That force of 10 was likely about
seven or eight Burmese of the Vigorous
Student Warriors and two or three dissident
Karen insurgent commandos. But it is very
difficult to picture even one Tennaserim river
valley villager in the group. Why would a jungle
villager go to fight in an urban centre, to risk his
life in a foreign place for some ideal still
unclear?
God's Army are just villagers, and not a trained
terrorist force. They are not interested in
Thailand and have no contention with Thailand,
except when Thai forces lob bombs at them.
They do not have modern weapons. All their
weaponry is either their 20 to 30-year-old
hunting rifles or weapons abandoned by Karen
insurgents or stolen on raids on Burmese
troops
The landmines? They could only initially
come from two sources: the Thai army or the
Burmese army. To say that God's Army is
involved in, or even capable of, any planned
attacks on anything in Thailand is absurd.

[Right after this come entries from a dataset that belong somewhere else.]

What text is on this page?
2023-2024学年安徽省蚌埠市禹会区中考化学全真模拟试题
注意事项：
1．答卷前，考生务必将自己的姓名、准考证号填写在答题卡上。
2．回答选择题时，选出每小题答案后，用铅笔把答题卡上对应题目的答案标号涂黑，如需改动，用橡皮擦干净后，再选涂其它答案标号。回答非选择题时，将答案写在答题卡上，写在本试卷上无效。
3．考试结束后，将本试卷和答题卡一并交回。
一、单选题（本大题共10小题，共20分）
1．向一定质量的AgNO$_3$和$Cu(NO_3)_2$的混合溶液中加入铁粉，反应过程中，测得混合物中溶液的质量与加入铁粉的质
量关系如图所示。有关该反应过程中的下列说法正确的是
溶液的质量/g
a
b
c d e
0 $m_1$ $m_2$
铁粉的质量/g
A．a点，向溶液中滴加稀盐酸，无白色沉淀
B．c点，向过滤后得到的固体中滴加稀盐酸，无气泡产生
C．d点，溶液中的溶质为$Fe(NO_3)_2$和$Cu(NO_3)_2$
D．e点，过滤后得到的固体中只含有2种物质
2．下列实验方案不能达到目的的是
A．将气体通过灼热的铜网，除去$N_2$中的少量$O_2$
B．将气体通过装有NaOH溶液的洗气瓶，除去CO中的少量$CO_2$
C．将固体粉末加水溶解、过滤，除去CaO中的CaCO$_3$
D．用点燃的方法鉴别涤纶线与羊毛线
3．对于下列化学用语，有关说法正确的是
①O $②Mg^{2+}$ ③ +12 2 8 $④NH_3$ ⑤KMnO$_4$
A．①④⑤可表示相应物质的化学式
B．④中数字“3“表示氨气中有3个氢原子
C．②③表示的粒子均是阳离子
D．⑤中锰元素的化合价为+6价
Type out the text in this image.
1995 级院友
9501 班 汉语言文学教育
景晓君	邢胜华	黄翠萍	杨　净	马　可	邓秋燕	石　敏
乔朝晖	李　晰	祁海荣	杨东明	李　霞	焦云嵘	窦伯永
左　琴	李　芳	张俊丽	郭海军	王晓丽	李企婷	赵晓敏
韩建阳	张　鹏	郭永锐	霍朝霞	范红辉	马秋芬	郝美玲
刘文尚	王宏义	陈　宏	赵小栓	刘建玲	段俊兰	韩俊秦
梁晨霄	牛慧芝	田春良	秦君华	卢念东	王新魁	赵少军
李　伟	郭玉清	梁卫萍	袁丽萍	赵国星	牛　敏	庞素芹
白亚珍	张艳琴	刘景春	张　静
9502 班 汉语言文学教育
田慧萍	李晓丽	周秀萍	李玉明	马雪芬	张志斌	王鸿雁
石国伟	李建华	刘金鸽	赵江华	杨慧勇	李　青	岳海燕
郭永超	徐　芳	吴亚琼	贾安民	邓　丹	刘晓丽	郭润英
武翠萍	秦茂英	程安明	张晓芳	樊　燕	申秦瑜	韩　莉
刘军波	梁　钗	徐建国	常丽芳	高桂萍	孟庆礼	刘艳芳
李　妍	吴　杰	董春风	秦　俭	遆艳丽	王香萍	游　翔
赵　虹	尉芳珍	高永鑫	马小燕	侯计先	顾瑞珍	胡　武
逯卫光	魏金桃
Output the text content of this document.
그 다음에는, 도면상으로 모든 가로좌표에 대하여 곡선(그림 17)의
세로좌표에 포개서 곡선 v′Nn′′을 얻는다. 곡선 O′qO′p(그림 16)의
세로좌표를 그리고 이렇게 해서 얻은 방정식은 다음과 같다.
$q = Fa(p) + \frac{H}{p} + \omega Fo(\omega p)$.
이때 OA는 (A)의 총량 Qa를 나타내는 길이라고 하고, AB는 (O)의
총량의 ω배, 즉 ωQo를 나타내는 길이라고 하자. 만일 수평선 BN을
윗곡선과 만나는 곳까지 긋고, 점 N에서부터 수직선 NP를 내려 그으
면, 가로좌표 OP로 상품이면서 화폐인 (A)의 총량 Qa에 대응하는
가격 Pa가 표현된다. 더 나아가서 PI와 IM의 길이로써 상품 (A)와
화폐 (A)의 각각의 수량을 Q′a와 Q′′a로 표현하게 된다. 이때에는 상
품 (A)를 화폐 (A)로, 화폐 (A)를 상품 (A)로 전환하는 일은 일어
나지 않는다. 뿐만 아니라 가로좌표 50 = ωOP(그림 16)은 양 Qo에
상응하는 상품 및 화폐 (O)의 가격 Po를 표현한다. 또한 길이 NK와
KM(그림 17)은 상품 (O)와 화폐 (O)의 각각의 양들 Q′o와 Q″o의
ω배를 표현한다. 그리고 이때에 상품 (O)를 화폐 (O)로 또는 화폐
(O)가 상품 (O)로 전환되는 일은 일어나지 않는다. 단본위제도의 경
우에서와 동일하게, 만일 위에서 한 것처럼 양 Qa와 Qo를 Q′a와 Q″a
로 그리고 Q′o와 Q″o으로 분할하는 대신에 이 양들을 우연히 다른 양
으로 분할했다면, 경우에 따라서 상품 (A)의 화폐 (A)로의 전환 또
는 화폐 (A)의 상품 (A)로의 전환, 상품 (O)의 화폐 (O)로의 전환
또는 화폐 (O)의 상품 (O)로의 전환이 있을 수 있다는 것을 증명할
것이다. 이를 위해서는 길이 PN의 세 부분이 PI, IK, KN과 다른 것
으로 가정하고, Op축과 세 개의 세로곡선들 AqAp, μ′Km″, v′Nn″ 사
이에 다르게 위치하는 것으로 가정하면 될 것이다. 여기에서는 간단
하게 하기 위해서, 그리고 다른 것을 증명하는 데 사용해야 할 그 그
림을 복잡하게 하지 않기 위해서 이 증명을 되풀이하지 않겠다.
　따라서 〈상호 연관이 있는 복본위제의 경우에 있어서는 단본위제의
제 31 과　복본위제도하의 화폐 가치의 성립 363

Furthermore, anyone using these speculations
in any media statements is only attempting to
use God's Army for their own political or
witch-hunt purposes.
Leave God's Army alone. We do not
necessarily have to support them, yet we also
can, at the very least, understand their reasons
and take a deeper look at the root causes of all
this suffering
But to stir rumours and mock
these Tennaserim river valley villagers is also
an insult to a beautiful culture and people,
unique in Burma and the world, caught in a
horrible situation.
To exterminate them under
another's political and/or economic agenda is a
sad crime. Let their 100 or more people, with
90 or so guns, fight for their beautiful land.